20 Tips for Designing and Evolving Database Systems
I asked Claude to lay out the core principles for designing and evolving database systems. What came back was interesting enough to share. Some of it confirmed things I already believed. Some of it pushed back on them. Either way, it's a useful lens for thinking about one of the parts of software engineering that's hardest to undo once you get it wrong.
Schema Design
1. Model the domain, not the UI.Your schema reflects business reality, not whatever form or screen triggered the requirement. If a UI conflates two concepts, your schema shouldn't.
2. Name things precisely.user_id on a table that stores organizations is a lie. Names should be unambiguous across the whole system — created_by_user_id, owner_org_id. The schema is documentation.
3. Normalize to understand, denormalize to perform.Start in 3NF. Deviate only when you have a measured reason, not a speculative one. Every denormalization is a debt you'll pay on every write.
4. Every table needs a stable, surrogate primary key.Natural keys (emails, phone numbers, codes) change. Surrogate keys (UUIDs, sequences) don't. Use natural keys as unique constraints, not PKs.
5. Timestamps are non-negotiable.Every table gets created_at and updated_at at minimum. You will always need them. The cost is nothing; the regret of not having them is enormous.
6. Nullable columns are design questions, not defaults.NULL means "unknown" or "not applicable." If you're using it for "not yet set," that's either a missing table or a missing state column. Be intentional.
Integrity
7. Let the database enforce what it knows.Foreign keys, unique constraints, not-null constraints, check constraints — push rules as close to the data as possible. Application-layer enforcement alone is not enough.
8. Avoid soft deletes unless you have a real reason.is_deleted flags scatter complexity everywhere — queries, indexes, joins. If you need an audit trail, use an audit/event table. If you need recoverability, use backups.
9. Use enums and lookup tables deliberately.Database-level enums are hard to migrate. Lookup/reference tables are more flexible. Either way, make the valid value set explicit — never rely on implicit strings.
10. One source of truth per fact.If the same fact can be derived or stored in two places, you will eventually have two different answers. Computed values belong in queries or materialized views, not as redundant columns.
Evolution
11. Migrations are code — version them, review them, test them.A migration in production is as consequential as a deploy. It should go through the same discipline: reviewed, tested on a copy of prod data, rollback-considered.
12. Expand before you contract.When changing a schema: add the new thing first, migrate data, update the app, then remove the old thing. Never do a destructive change in a single step. This makes zero-downtime deployments possible.
13. Never rename or drop without a deprecation window.A column rename is a breaking change if anything reads it directly. Mark it deprecated, add the new column, migrate, then drop — across separate deploys.
14. Design for the query, not just the insert.Before you finalize a schema, write out the top 5–10 queries that will run against it.

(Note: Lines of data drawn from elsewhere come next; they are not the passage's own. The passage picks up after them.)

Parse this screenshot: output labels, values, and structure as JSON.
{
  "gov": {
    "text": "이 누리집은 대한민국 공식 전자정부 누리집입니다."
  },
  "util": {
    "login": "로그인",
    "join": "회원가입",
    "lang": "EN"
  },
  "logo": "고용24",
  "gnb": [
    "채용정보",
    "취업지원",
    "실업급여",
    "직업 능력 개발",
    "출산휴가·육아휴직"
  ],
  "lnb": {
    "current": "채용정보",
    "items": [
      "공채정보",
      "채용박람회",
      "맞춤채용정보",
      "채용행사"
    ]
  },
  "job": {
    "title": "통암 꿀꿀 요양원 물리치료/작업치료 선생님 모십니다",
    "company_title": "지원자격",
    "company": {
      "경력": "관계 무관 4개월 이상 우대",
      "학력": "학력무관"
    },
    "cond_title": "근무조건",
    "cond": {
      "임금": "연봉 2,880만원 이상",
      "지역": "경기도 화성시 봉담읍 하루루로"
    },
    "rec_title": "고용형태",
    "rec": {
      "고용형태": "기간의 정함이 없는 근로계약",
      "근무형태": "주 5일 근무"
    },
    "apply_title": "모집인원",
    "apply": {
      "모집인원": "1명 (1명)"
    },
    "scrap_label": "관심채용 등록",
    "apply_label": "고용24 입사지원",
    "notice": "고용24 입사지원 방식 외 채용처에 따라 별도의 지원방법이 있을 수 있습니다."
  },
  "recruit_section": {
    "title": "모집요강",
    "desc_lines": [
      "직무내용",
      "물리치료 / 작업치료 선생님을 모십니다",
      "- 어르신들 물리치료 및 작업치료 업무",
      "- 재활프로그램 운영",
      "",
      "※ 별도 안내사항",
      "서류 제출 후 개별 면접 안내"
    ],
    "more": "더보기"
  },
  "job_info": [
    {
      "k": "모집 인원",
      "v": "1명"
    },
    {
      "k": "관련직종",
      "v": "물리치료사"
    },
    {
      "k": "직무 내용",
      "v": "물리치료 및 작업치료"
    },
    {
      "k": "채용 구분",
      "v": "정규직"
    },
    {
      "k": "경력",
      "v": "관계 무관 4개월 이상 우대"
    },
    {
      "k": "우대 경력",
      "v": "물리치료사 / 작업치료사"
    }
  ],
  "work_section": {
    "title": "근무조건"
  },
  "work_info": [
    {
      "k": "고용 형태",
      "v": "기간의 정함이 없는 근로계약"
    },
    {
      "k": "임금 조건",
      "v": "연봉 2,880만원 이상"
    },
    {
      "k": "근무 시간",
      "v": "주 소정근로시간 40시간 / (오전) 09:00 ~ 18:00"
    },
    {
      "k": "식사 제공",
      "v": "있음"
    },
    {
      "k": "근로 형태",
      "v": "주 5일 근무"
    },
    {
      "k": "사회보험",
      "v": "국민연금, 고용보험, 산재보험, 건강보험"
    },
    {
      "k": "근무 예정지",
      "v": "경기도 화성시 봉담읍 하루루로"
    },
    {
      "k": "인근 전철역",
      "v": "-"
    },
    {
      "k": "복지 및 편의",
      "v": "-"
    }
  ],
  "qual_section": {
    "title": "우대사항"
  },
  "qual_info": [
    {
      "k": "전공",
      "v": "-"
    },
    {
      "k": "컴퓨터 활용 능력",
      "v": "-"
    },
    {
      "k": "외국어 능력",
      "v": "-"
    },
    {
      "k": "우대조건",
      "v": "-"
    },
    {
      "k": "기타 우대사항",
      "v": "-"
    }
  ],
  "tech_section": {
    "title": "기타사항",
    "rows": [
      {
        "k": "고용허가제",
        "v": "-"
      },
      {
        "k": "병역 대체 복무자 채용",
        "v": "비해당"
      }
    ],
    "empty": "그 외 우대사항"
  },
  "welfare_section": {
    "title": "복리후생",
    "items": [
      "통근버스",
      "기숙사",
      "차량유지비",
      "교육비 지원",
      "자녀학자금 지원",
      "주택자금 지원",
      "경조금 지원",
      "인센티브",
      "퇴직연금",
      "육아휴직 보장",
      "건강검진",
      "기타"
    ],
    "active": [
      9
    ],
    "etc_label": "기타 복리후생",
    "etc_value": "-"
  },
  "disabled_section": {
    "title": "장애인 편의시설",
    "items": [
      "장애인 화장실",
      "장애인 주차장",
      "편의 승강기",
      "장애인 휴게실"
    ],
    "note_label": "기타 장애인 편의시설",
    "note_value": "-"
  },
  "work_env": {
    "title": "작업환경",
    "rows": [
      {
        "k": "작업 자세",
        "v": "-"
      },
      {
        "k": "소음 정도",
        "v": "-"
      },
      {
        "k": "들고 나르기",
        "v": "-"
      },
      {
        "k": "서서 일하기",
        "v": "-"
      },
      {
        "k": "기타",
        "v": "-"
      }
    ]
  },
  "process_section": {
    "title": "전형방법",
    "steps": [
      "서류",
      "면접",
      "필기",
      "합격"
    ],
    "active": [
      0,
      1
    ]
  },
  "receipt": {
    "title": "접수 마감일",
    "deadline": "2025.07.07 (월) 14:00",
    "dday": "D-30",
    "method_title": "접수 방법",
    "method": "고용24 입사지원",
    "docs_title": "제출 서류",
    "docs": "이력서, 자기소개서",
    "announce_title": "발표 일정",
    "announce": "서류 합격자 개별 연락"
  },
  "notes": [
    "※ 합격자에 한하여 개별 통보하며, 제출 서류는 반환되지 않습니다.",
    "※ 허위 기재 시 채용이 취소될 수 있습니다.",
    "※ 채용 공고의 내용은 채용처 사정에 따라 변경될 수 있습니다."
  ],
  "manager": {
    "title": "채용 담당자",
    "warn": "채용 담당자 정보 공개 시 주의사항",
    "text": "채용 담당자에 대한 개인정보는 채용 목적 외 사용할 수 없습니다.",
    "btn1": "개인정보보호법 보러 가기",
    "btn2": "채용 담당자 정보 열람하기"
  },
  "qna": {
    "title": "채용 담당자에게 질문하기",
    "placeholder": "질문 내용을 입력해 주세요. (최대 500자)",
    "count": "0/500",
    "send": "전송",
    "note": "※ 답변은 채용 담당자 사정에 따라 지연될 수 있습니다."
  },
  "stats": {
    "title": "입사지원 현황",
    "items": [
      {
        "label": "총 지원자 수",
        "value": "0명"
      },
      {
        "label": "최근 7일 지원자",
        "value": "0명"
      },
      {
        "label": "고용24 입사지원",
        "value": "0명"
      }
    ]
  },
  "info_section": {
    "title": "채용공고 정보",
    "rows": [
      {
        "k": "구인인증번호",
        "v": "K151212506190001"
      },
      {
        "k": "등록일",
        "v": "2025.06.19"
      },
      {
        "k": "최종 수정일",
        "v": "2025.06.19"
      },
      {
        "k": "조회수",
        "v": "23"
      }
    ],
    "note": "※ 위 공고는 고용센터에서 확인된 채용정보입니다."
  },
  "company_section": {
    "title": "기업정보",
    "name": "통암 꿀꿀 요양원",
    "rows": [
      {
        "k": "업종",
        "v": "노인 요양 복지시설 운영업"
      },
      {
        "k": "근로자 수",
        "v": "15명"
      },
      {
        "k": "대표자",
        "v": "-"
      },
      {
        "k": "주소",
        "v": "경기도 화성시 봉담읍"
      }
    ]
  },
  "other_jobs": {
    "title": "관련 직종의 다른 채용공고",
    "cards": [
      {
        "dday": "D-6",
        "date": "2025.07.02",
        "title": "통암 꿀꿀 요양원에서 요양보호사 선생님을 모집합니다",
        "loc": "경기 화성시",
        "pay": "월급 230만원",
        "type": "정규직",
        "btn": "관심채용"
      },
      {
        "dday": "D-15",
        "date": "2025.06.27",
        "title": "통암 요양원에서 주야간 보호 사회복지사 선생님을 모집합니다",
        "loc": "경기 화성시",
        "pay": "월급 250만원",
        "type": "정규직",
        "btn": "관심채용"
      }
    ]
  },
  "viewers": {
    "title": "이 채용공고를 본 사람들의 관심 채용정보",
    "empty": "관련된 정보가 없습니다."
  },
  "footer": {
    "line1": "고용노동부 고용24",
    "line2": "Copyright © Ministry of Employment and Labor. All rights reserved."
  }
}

If they require tortured joins or full scans, the model is probably wrong.
15. Indexes are a contract with your query patterns.An index you're not using is overhead on every write. Know what queries drive each index. When query patterns change, audit your indexes.
Operations & Scale
16. Understand your cardinality before you index.An index on a boolean column is usually useless. Indexes shine on high-cardinality columns used in WHERE clauses and joins.
17. Long-running transactions are a hazard.They hold locks, block migrations, and cause replication lag. Design operations to be short and bounded. Batch large mutations.
18. Separate read and write concerns early.Not necessarily CQRS, but think about which tables are write-heavy vs. read-heavy. That shapes indexing strategy, replication topology, and caching decisions.
19. Plan for the data you'll never delete.Audit logs, financial records, event streams — they grow forever. Design their storage and access patterns separately from operational tables from day one.
20. The schema is a shared contract.Everyone who touches the database — app code, scripts, BI tools, migrations — is a consumer of that contract. Changes without coordination are breaking changes.
The meta-principle behind all of these: a database schema is harder to change than application code, so it deserves more upfront thought and more conservative evolution. Speed in schema design is usually false economy.